Ctrl + PrtSc – Copy the screenshot of the entire screen to the clipboard.
Shift + Ctrl + PrtSc – Copy the screenshot of a specific region to the clipboard.
Ctrl + Alt + PrtSc – Copy the screenshot of the current window to the clipboard.
EasyScreenCast
Available in Kali Linux. Click on the camera icon in the upper bar.
Links
# A Unix file is "stored" in two different parts of the disk - the data blocks and the inodes.
# The data blocks contain the "contents" of the file.
# Information about the file is stored in the inode (file structure, DB of all file info except contents and file name).
# Symbolic link (Symlinks/Soft links) are links between files. Shortcut of a file.
# You can delete the soft links without affecting the actual file or directory it is pointing to.
# The inode of the linked file is different from that of the inode of the symbolic link.
# If you delete the source file of the symlink, symlink of that file no longer works.

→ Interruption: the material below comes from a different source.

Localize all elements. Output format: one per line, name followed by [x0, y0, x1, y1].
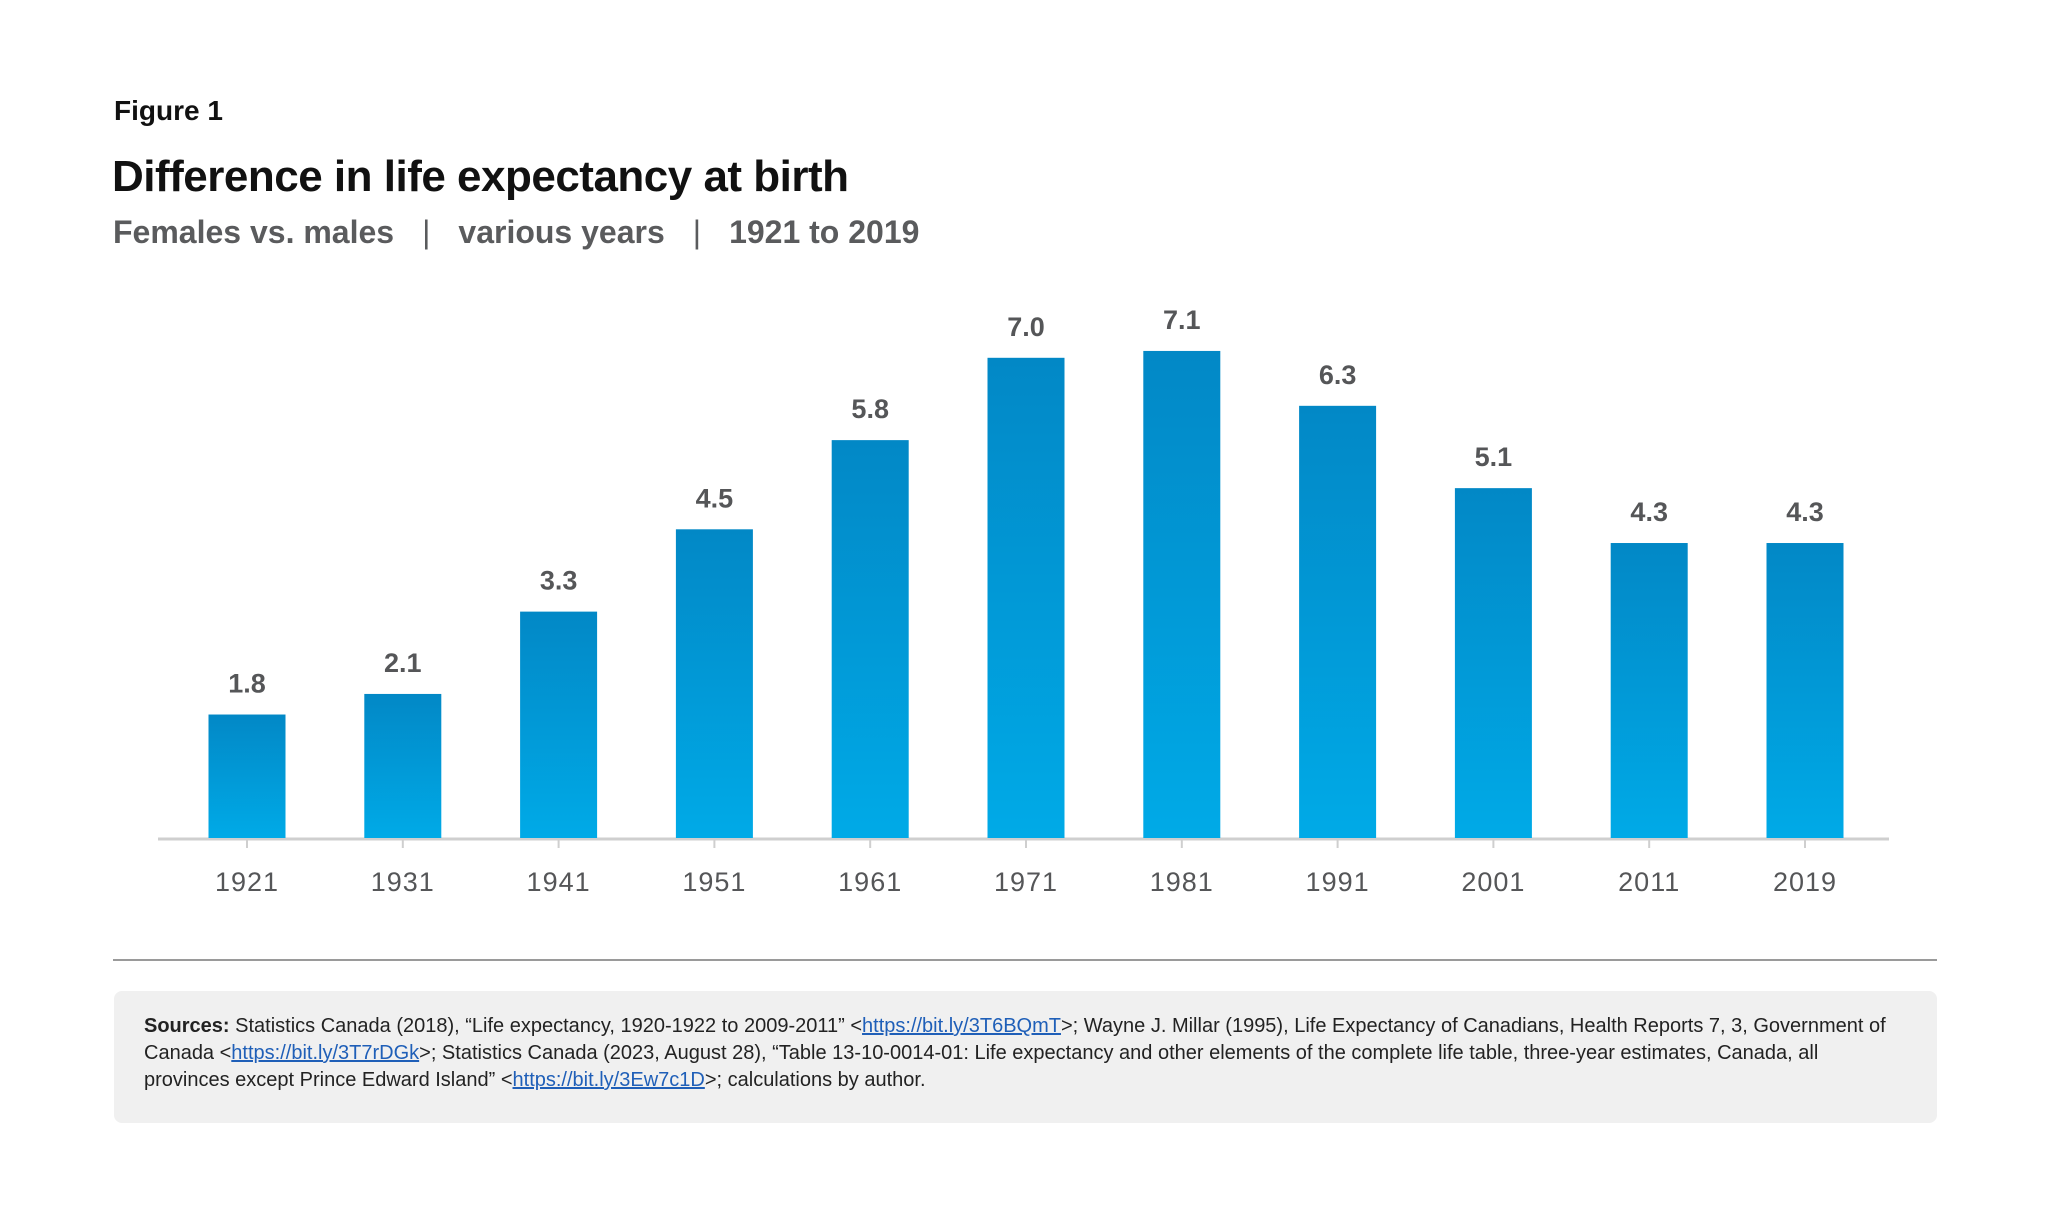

# Shows the character l (file type corresponding to symbolic link) before the permissions for user, group and other users
# and displays an arrow followed by another file name, meaning it’s a link to another file
ln -s source linkname
# Hard link is the exact replica of the actual file it is pointing to.
# Both the hard link and the linked file shares the same inode.
# If the source file is deleted ,the hard link still works and you will be able to
# access the file until the number of hard links to file isn't zero.
# Hard links can link only files,not directories.
# If the source file of hardline is removed, the link still works.
# With hard links, there is no concept of original file and links , both files are equal.
ln source linkname
Host file
This file is used to resolve hosts names before DNS.